Les versants constitués d'argile à Leda dans la vallée de l'Outaouais sont susceptibles de causer des glissements catastrophiques. On a identifié les traces de plus de 250 glissements, petits et grands, récents et anciens, dans un rayon de 60 km autour d'Ottawa. Certains de ces glissements ont causé des morts, des blessures et des dommages matériels, et leurs effets se sont étendus bien au-delà du lieu de rupture du sol. Les glissements spectaculaires se produisent lorsque des sédiments sous la surface de vastes étendues de terrain plat proches de versants instables se liquéfient. Les débris peuvent parcourir plusieurs kilomètres, bloquant des rivières, inondant les terres, causant de l'envasement, polluant l'eau potable et endommageant les ouvrages. Les géologues et les ingénieurs en géotechnique peuvent délimiter les zones de glissement potentielles, tandis que le zonage approprié des terres et la construction d'ouvrages de protection peuvent réduire les dangers pour la population et les biens matériels.

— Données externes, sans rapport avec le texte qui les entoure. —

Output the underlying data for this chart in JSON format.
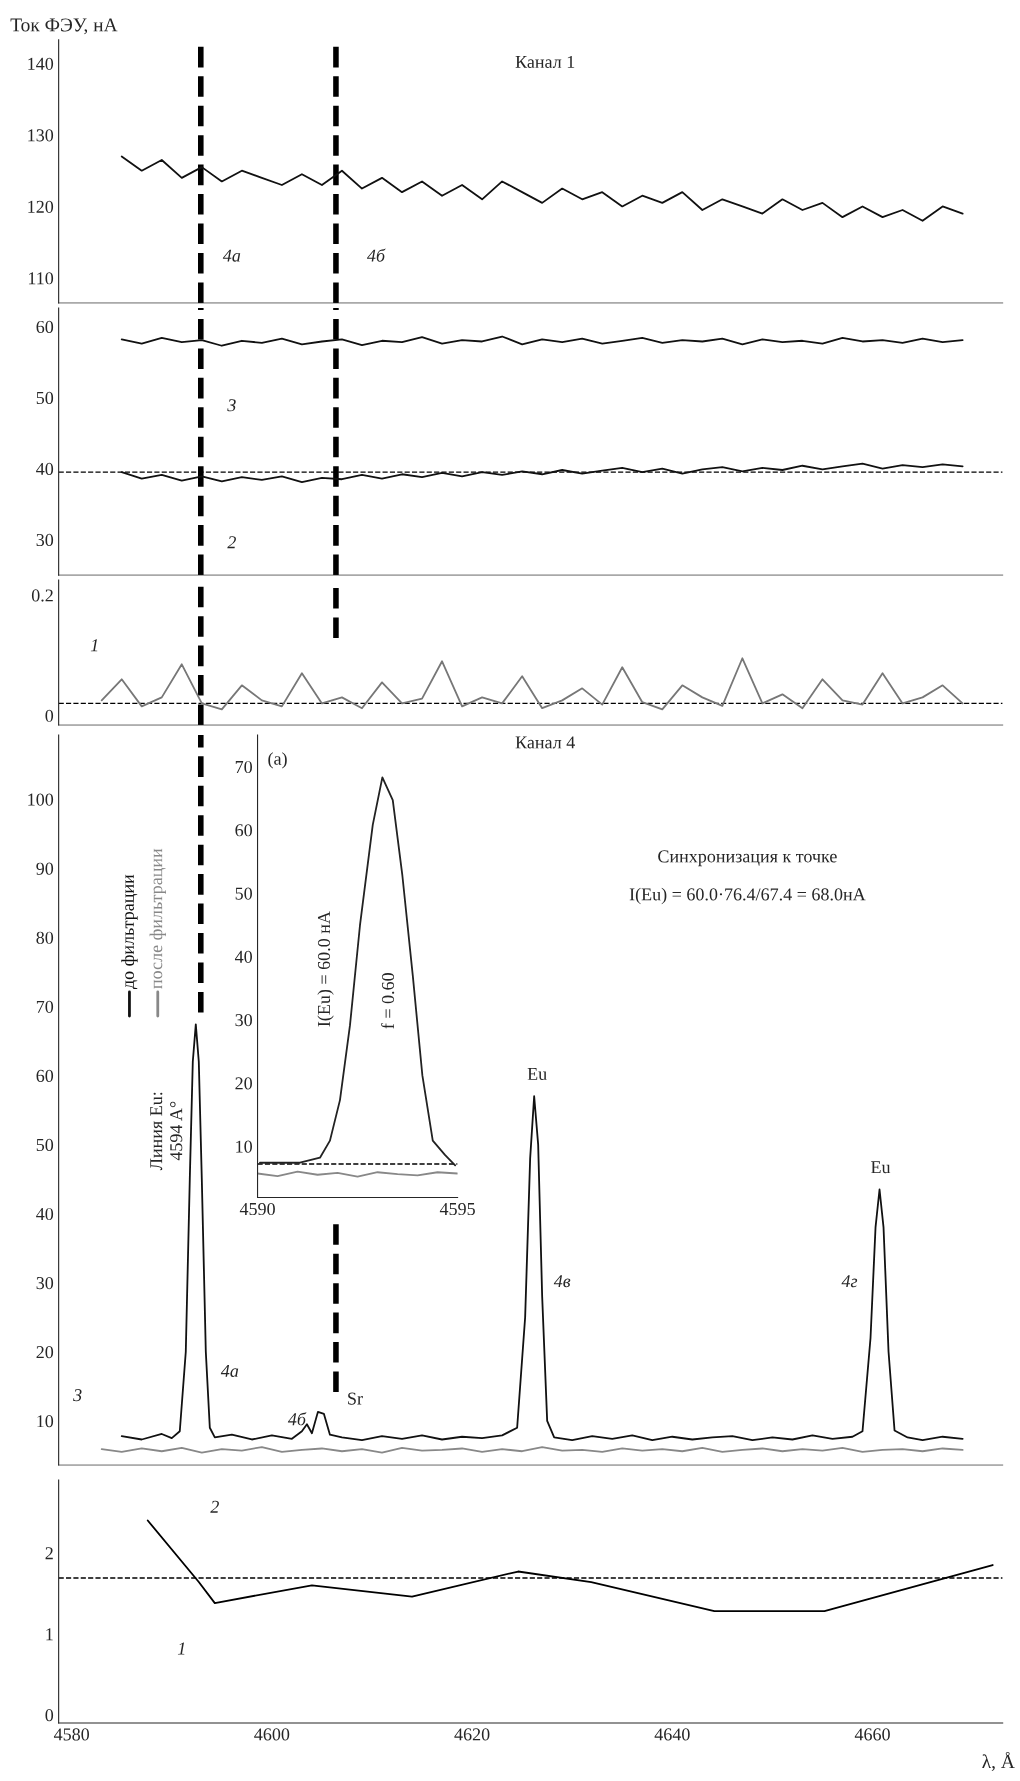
{
  "chart_data": [
    {
      "type": "line",
      "ylabel": "Ток ФЭУ, нА",
      "xlim": [
        4578.7,
        4673
      ],
      "ylim": [
        106.5,
        143.3
      ],
      "yticks": [
        110,
        120,
        130,
        140
      ],
      "tick_labels": "y",
      "series": [
        {
          "color": "#111111",
          "x": [
            4585,
            4587,
            4589,
            4591,
            4593,
            4595,
            4597,
            4599,
            4601,
            4603,
            4605,
            4607,
            4609,
            4611,
            4613,
            4615,
            4617,
            4619,
            4621,
            4623,
            4625,
            4627,
            4629,
            4631,
            4633,
            4635,
            4637,
            4639,
            4641,
            4643,
            4645,
            4647,
            4649,
            4651,
            4653,
            4655,
            4657,
            4659,
            4661,
            4663,
            4665,
            4667,
            4669
          ],
          "values": [
            127,
            125,
            126.5,
            124,
            125.5,
            123.5,
            125,
            124,
            123,
            124.5,
            123,
            125,
            122.5,
            124,
            122,
            123.5,
            121.5,
            123,
            121,
            123.5,
            122,
            120.5,
            122.5,
            121,
            122,
            120,
            121.5,
            120.5,
            122,
            119.5,
            121,
            120,
            119,
            121,
            119.5,
            120.5,
            118.5,
            120,
            118.5,
            119.5,
            118,
            120,
            119
          ]
        }
      ],
      "ref_lines": [
        {
          "axis": "x",
          "value": 4592.9,
          "line_style": "dashed",
          "color": "#000000"
        },
        {
          "axis": "x",
          "value": 4606.4,
          "line_style": "dashed",
          "color": "#000000"
        }
      ],
      "annotations": [
        "Канал 1",
        "4а",
        "4б"
      ]
    },
    {
      "type": "line",
      "xlim": [
        4578.7,
        4673
      ],
      "ylim": [
        25,
        62.6
      ],
      "yticks": [
        30,
        40,
        50,
        60
      ],
      "tick_labels": "y",
      "series": [
        {
          "color": "#111111",
          "x": [
            4585,
            4587,
            4589,
            4591,
            4593,
            4595,
            4597,
            4599,
            4601,
            4603,
            4605,
            4607,
            4609,
            4611,
            4613,
            4615,
            4617,
            4619,
            4621,
            4623,
            4625,
            4627,
            4629,
            4631,
            4633,
            4635,
            4637,
            4639,
            4641,
            4643,
            4645,
            4647,
            4649,
            4651,
            4653,
            4655,
            4657,
            4659,
            4661,
            4663,
            4665,
            4667,
            4669
          ],
          "values": [
            58.2,
            57.6,
            58.4,
            57.8,
            58.1,
            57.3,
            58,
            57.7,
            58.3,
            57.5,
            57.9,
            58.2,
            57.4,
            58,
            57.8,
            58.5,
            57.6,
            58.1,
            57.9,
            58.6,
            57.5,
            58.2,
            57.8,
            58.3,
            57.6,
            58,
            58.4,
            57.7,
            58.1,
            57.9,
            58.3,
            57.5,
            58.2,
            57.8,
            58,
            57.6,
            58.4,
            57.9,
            58.1,
            57.7,
            58.3,
            57.8,
            58.1
          ]
        },
        {
          "color": "#111111",
          "x": [
            4585,
            4587,
            4589,
            4591,
            4593,
            4595,
            4597,
            4599,
            4601,
            4603,
            4605,
            4607,
            4609,
            4611,
            4613,
            4615,
            4617,
            4619,
            4621,
            4623,
            4625,
            4627,
            4629,
            4631,
            4633,
            4635,
            4637,
            4639,
            4641,
            4643,
            4645,
            4647,
            4649,
            4651,
            4653,
            4655,
            4657,
            4659,
            4661,
            4663,
            4665,
            4667,
            4669
          ],
          "values": [
            39.5,
            38.6,
            39.1,
            38.3,
            38.9,
            38.2,
            38.8,
            38.4,
            38.9,
            38.1,
            38.7,
            38.5,
            39.1,
            38.6,
            39.2,
            38.8,
            39.4,
            38.9,
            39.5,
            39.1,
            39.6,
            39.2,
            39.8,
            39.3,
            39.7,
            40.1,
            39.5,
            40,
            39.3,
            39.9,
            40.2,
            39.6,
            40.1,
            39.8,
            40.4,
            39.9,
            40.3,
            40.7,
            40,
            40.5,
            40.2,
            40.6,
            40.3
          ]
        }
      ],
      "ref_lines": [
        {
          "axis": "x",
          "value": 4592.9,
          "line_style": "dashed",
          "color": "#000000"
        },
        {
          "axis": "x",
          "value": 4606.4,
          "line_style": "dashed",
          "color": "#000000"
        },
        {
          "axis": "y",
          "value": 39.5,
          "line_style": "dashed",
          "color": "#000000"
        }
      ],
      "annotations": [
        "3",
        "2"
      ]
    },
    {
      "type": "line",
      "xlim": [
        4578.7,
        4673
      ],
      "ylim": [
        -0.016,
        0.225
      ],
      "yticks": [
        0,
        0.2
      ],
      "tick_labels": "y",
      "series": [
        {
          "color": "#777777",
          "x": [
            4583,
            4585,
            4587,
            4589,
            4591,
            4593,
            4595,
            4597,
            4599,
            4601,
            4603,
            4605,
            4607,
            4609,
            4611,
            4613,
            4615,
            4617,
            4619,
            4621,
            4623,
            4625,
            4627,
            4629,
            4631,
            4633,
            4635,
            4637,
            4639,
            4641,
            4643,
            4645,
            4647,
            4649,
            4651,
            4653,
            4655,
            4657,
            4659,
            4661,
            4663,
            4665,
            4667,
            4669
          ],
          "values": [
            0.025,
            0.06,
            0.015,
            0.03,
            0.085,
            0.02,
            0.01,
            0.05,
            0.025,
            0.015,
            0.07,
            0.02,
            0.03,
            0.012,
            0.055,
            0.02,
            0.028,
            0.09,
            0.015,
            0.03,
            0.02,
            0.065,
            0.012,
            0.025,
            0.045,
            0.018,
            0.08,
            0.022,
            0.01,
            0.05,
            0.03,
            0.016,
            0.095,
            0.02,
            0.035,
            0.012,
            0.06,
            0.025,
            0.018,
            0.07,
            0.02,
            0.03,
            0.05,
            0.02
          ]
        }
      ],
      "ref_lines": [
        {
          "axis": "x",
          "value": 4592.9,
          "line_style": "dashed",
          "color": "#000000"
        },
        {
          "axis": "x",
          "value": 4606.4,
          "line_style": "dashed",
          "color": "#000000"
        },
        {
          "axis": "y",
          "value": 0.02,
          "line_style": "dashed",
          "color": "#000000"
        }
      ],
      "annotations": [
        "1"
      ]
    },
    {
      "type": "line",
      "xlim": [
        4578.7,
        4673
      ],
      "ylim": [
        3.6,
        109.3
      ],
      "yticks": [
        10,
        20,
        30,
        40,
        50,
        60,
        70,
        80,
        90,
        100
      ],
      "tick_labels": "y",
      "series": [
        {
          "name": "до фильтрации",
          "color": "#111111",
          "x": [
            4585,
            4587,
            4589,
            4590,
            4590.8,
            4591.4,
            4591.8,
            4592.1,
            4592.4,
            4592.7,
            4593,
            4593.4,
            4593.8,
            4594.3,
            4596,
            4598,
            4600,
            4602,
            4603,
            4603.5,
            4604,
            4604.6,
            4605.2,
            4605.8,
            4607,
            4609,
            4611,
            4613,
            4615,
            4617,
            4619,
            4621,
            4623,
            4624.5,
            4625.3,
            4625.8,
            4626.2,
            4626.6,
            4627,
            4627.5,
            4628.2,
            4630,
            4632,
            4634,
            4636,
            4638,
            4640,
            4642,
            4644,
            4646,
            4648,
            4650,
            4652,
            4654,
            4656,
            4658,
            4659,
            4659.8,
            4660.3,
            4660.7,
            4661.1,
            4661.6,
            4662.2,
            4663.5,
            4665,
            4667,
            4669
          ],
          "values": [
            7.8,
            7.3,
            8.1,
            7.5,
            8.5,
            20,
            45,
            62,
            67.4,
            62,
            45,
            20,
            9,
            7.6,
            8,
            7.3,
            7.9,
            7.4,
            8.5,
            9.5,
            8.2,
            11.3,
            11,
            8,
            7.6,
            7.2,
            7.8,
            7.4,
            7.9,
            7.3,
            7.7,
            7.5,
            7.9,
            9,
            25,
            48,
            57,
            50,
            28,
            10,
            7.6,
            7.2,
            7.8,
            7.4,
            7.9,
            7.2,
            7.7,
            7.3,
            7.6,
            7.8,
            7.2,
            7.6,
            7.3,
            7.9,
            7.4,
            7.7,
            8.5,
            22,
            38,
            43.5,
            38,
            20,
            8.6,
            7.6,
            7.2,
            7.7,
            7.4
          ]
        },
        {
          "name": "после фильтрации",
          "color": "#888888",
          "x": [
            4583,
            4585,
            4587,
            4589,
            4591,
            4593,
            4595,
            4597,
            4599,
            4601,
            4603,
            4605,
            4607,
            4609,
            4611,
            4613,
            4615,
            4617,
            4619,
            4621,
            4623,
            4625,
            4627,
            4629,
            4631,
            4633,
            4635,
            4637,
            4639,
            4641,
            4643,
            4645,
            4647,
            4649,
            4651,
            4653,
            4655,
            4657,
            4659,
            4661,
            4663,
            4665,
            4667,
            4669
          ],
          "values": [
            5.9,
            5.5,
            6,
            5.6,
            6.1,
            5.4,
            5.9,
            5.7,
            6.2,
            5.5,
            5.8,
            6,
            5.6,
            5.9,
            5.4,
            6.1,
            5.7,
            5.8,
            6,
            5.5,
            5.9,
            5.6,
            6.2,
            5.7,
            5.8,
            5.5,
            6,
            5.7,
            5.9,
            5.6,
            6.1,
            5.5,
            5.8,
            6,
            5.6,
            5.9,
            5.7,
            6.1,
            5.5,
            5.8,
            5.9,
            5.6,
            6,
            5.8
          ]
        }
      ],
      "ref_lines": [
        {
          "axis": "x",
          "value": 4592.9,
          "line_style": "dashed",
          "color": "#000000"
        },
        {
          "axis": "x",
          "value": 4606.4,
          "line_style": "dashed",
          "color": "#000000"
        }
      ],
      "annotations": [
        "Канал 4",
        "Синхронизация к точке",
        "I(Eu) = 60.0·76.4/67.4 = 68.0нА",
        "Линия Eu:",
        "4594 A°",
        "Eu",
        "Eu",
        "Sr",
        "4а",
        "4б",
        "4в",
        "4г",
        "3"
      ]
    },
    {
      "type": "line",
      "xlabel": "λ, Å",
      "xlim": [
        4578.7,
        4673
      ],
      "ylim": [
        -0.1,
        2.9
      ],
      "yticks": [
        0,
        1,
        2
      ],
      "xticks": [
        4580,
        4600,
        4620,
        4640,
        4660
      ],
      "series": [
        {
          "color": "#000000",
          "x": [
            4587.6,
            4592.7,
            4594.3,
            4604,
            4614,
            4624.6,
            4631.9,
            4644.2,
            4655.2,
            4672
          ],
          "values": [
            2.4,
            1.64,
            1.38,
            1.6,
            1.46,
            1.77,
            1.64,
            1.28,
            1.28,
            1.85
          ]
        }
      ],
      "ref_lines": [
        {
          "axis": "y",
          "value": 1.69,
          "line_style": "dashed",
          "color": "#000000"
        }
      ],
      "annotations": [
        "2",
        "1"
      ]
    },
    {
      "type": "line",
      "xlim": [
        4590,
        4595
      ],
      "ylim": [
        1.9,
        75
      ],
      "xticks": [
        4590,
        4595
      ],
      "yticks": [
        10,
        20,
        30,
        40,
        50,
        60,
        70
      ],
      "series": [
        {
          "color": "#222222",
          "x": [
            4590.06,
            4591.06,
            4591.56,
            4591.81,
            4592.06,
            4592.31,
            4592.56,
            4592.88,
            4593.12,
            4593.38,
            4593.62,
            4593.88,
            4594.12,
            4594.38,
            4594.69,
            4594.94
          ],
          "values": [
            7.4,
            7.4,
            8.2,
            10.9,
            17.3,
            29.1,
            44.9,
            60.8,
            68.3,
            64.7,
            52.8,
            37,
            21.2,
            10.9,
            8.6,
            7
          ]
        },
        {
          "color": "#888888",
          "x": [
            4590,
            4590.5,
            4591,
            4591.5,
            4592,
            4592.5,
            4593,
            4593.5,
            4594,
            4594.5,
            4595
          ],
          "values": [
            5.7,
            5.3,
            6,
            5.5,
            5.8,
            5.2,
            5.9,
            5.6,
            5.4,
            5.9,
            5.7
          ]
        }
      ],
      "ref_lines": [
        {
          "axis": "y",
          "value": 7.2,
          "line_style": "dashed",
          "color": "#000000"
        }
      ],
      "annotations": [
        "(a)",
        "I(Eu) = 60.0 нА",
        "f = 0.60"
      ]
    }
  ]
}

Le saviez-vous ? Le glissement le plus catastrophique à se produire dans une argile à Leda dans l'est du Canada a eu lieu en 1908 à Notre-Dame-de-la-Salette (Québec), et a causé 33 morts.
Une recette désastreuse
Des dépôts d'argile à Leda, un matériau qui peut devenir instable, s'étendent sur de vastes secteurs de la région d'Ottawa-Gatineau. Ce type d'argile se compose de particules de la taille des argiles et des silts, produites par le broyage des affleurements par les glaciers, qui ont été entraînées dans la Mer de Champlain. En s'enfonçant dans l'eau salée, les particules se sont agglutinées en amas qui se sont accumulés sur le fond océanique pour produire des sédiments à structure lâche mais forte, possédant une capacité de rétention d'eau élevée. Après le retrait de la mer, les sels qui contribuaient aux liaisons chimiques entre les particules ont été lentement lessivés par l'eau douce s'infiltrant dans le sol. L'argile à Leda ainsi produite a une forte teneur en eau, et sa structure est faible; si elle est suffisamment perturbée, elle peut devenir « sensible » et se liquéfier. Les processus suivants peuvent déclencher des glissements : l'érosion fluviale, l'augmentation de la pression d'eau interstitielle (en particulier lors de pluies abondantes ou de fonte des neiges rapide), les tremblements de terre et certaines activités humaines comme les travaux d'excavation et de construction.
Ça décolle!
Lorsque la rupture initiale a arraché la croûte altérée plus dure, l'argile sensible se liquéfie, s'effondre et s'éloigne de la niche de décollement. Les ruptures se succèdent en faisant tomber, comme des dominos, des pans du terrain contre lequel s'adossait le versant. Les matériaux de surface, plus rigides, peuvent parcourir de grandes distances en « flottant » sur la boue liquide.
Lemieux, une collectivité « déménagée » par les glissements de terrain!
Des études géotechniques, amorcées après un vaste glissement de terrain le long de la rivière South Nation en 1971, ont permis d'établir que l'agglomération de Lemieux était située dans une zone susceptible de subir des glissements importants. C'est ainsi qu'en 1991 les résidents ont été relocalisés aux frais du gouvernement. En 1993, à peine deux ans plus tard, un glissement majeur a dévalé sur 17 hectares de terres agricoles situées près de l'ancien site de l'agglomération. En moins d'une heure, le glissement a parcouru, par ruptures successives, 680 m à partir des berges de la rivière. L'écoulement de la rivière a été bloqué pour plusieurs jours par des débris qui avaient glissé sur 1,7 km vers l'amont et 1,6 km vers l'aval. Les coûts associés à cet événement ont été évalués à 12 500 000 $.